It's not so easy to get a glimpse of what real 'good' is like, in my opinion. As one of the study group practitioners had mentioned in tonight's Buddhist discussion group, we sometimes naturally end up experiencing goodness without necessarily striving to be good. I think the closest approximation to what is 'good' is something to do with interconnection and the analogy of the human body. As a totality, cells in the body never work in isolation but work in tandem to meet the needs of the whole.
This view of interconnection and harmony is the closest I have ever understood to what good is about. But beyond that, there isn't much that can be said about an absolute good. For instance, even if I am convinced that my view is correct, my being convinced is bound to change the circumstances around me and make me perhaps less tolerant of what others consider as good. So another aspect of goodness is a kind of openness to not being drawn into thoughts. Thoughts are just thoughts. We needn't take them to be so real that we would die for those thoughts. And not only this, but thoughts are subject to change constantly over time.
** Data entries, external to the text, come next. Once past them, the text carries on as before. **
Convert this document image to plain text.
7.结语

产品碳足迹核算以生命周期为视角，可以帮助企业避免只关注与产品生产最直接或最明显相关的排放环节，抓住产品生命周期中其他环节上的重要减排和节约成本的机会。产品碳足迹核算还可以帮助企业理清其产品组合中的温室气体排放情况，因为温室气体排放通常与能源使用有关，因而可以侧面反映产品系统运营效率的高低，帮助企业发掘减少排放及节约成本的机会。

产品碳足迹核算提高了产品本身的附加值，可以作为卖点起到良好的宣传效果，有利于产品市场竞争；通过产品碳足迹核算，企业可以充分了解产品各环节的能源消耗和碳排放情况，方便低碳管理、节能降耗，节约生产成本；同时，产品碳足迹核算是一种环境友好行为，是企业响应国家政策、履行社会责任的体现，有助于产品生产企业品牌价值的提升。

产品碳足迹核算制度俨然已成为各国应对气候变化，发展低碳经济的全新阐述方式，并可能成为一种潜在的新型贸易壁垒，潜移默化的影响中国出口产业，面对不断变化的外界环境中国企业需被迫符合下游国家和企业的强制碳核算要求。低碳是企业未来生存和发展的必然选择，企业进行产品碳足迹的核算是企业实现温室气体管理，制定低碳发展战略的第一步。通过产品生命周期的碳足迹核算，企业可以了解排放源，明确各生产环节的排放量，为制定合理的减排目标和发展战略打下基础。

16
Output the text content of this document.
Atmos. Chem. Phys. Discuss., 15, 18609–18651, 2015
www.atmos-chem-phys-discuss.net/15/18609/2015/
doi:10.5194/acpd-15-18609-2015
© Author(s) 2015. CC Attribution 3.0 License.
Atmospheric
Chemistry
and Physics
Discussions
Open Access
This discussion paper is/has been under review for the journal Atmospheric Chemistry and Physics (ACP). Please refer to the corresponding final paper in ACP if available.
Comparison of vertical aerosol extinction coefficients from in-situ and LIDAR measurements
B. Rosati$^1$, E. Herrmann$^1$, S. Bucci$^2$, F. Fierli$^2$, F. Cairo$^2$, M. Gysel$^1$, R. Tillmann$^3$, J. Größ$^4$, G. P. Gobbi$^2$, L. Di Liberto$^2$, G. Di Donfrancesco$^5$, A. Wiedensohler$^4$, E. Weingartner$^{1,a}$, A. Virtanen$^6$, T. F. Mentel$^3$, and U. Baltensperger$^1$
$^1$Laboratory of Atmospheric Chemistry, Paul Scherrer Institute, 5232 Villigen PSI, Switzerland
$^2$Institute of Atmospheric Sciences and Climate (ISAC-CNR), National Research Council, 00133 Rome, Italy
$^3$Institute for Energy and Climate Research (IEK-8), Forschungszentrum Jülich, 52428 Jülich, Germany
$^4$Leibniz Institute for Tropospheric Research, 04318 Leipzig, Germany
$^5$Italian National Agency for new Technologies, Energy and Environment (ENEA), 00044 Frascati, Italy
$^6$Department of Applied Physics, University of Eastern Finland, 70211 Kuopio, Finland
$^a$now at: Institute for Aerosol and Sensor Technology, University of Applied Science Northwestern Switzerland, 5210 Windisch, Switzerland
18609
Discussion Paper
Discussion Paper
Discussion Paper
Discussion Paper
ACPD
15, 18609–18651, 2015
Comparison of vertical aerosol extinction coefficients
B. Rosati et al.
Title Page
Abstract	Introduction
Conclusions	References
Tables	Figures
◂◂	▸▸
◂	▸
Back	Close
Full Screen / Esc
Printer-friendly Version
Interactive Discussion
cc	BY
It's a paradox of sorts to contemplate that perhaps there isn't a solid, grounded 'idea' of good that somehow exists in a pristine form, as Plato had sometimes intimated in his philosophy. But does that commit a person to a life of relativism, or never knowing what is truly good? I believe that even if there are no absolute good and bad, there is still a direction of mind that is favorable and conducive to benefitting others. These directions are not hard and true absolutes of good and bad, but are rather general guidelines on how to maintain an open space for new ideas and new personalities. If we didn't have this direction, we would have stopped trying to harmonize many centuries ago. But with this mental space come the space of love and wisdom. It's a paradoxical space where things may not be what they appear, and they certainly aren't how I see them from one moment to the next.
But by suspending my judgment on the nature of things and not categorizing them, I begin to see that things are already in harmony in their deepest sense. The reason it is hard to see this is that so often, we place our ideas of 'good and bad' in front of what is actually happening. As a result, the categories we use to separate beings into good, bad, neutral etc. end up imprisoning ourselves. The more habitual my reaction to things are in daily life, the less I am able to really emerge from emotional reactions to things. If I accept fully what is happening before me and around me, I wouldn't be so caught in my ideas of good, and this would make me more likely able to harmonize with a wide range of experiences. For this reason, I think that goodness begins with opening a mental space to allow different perspectives to be entertained.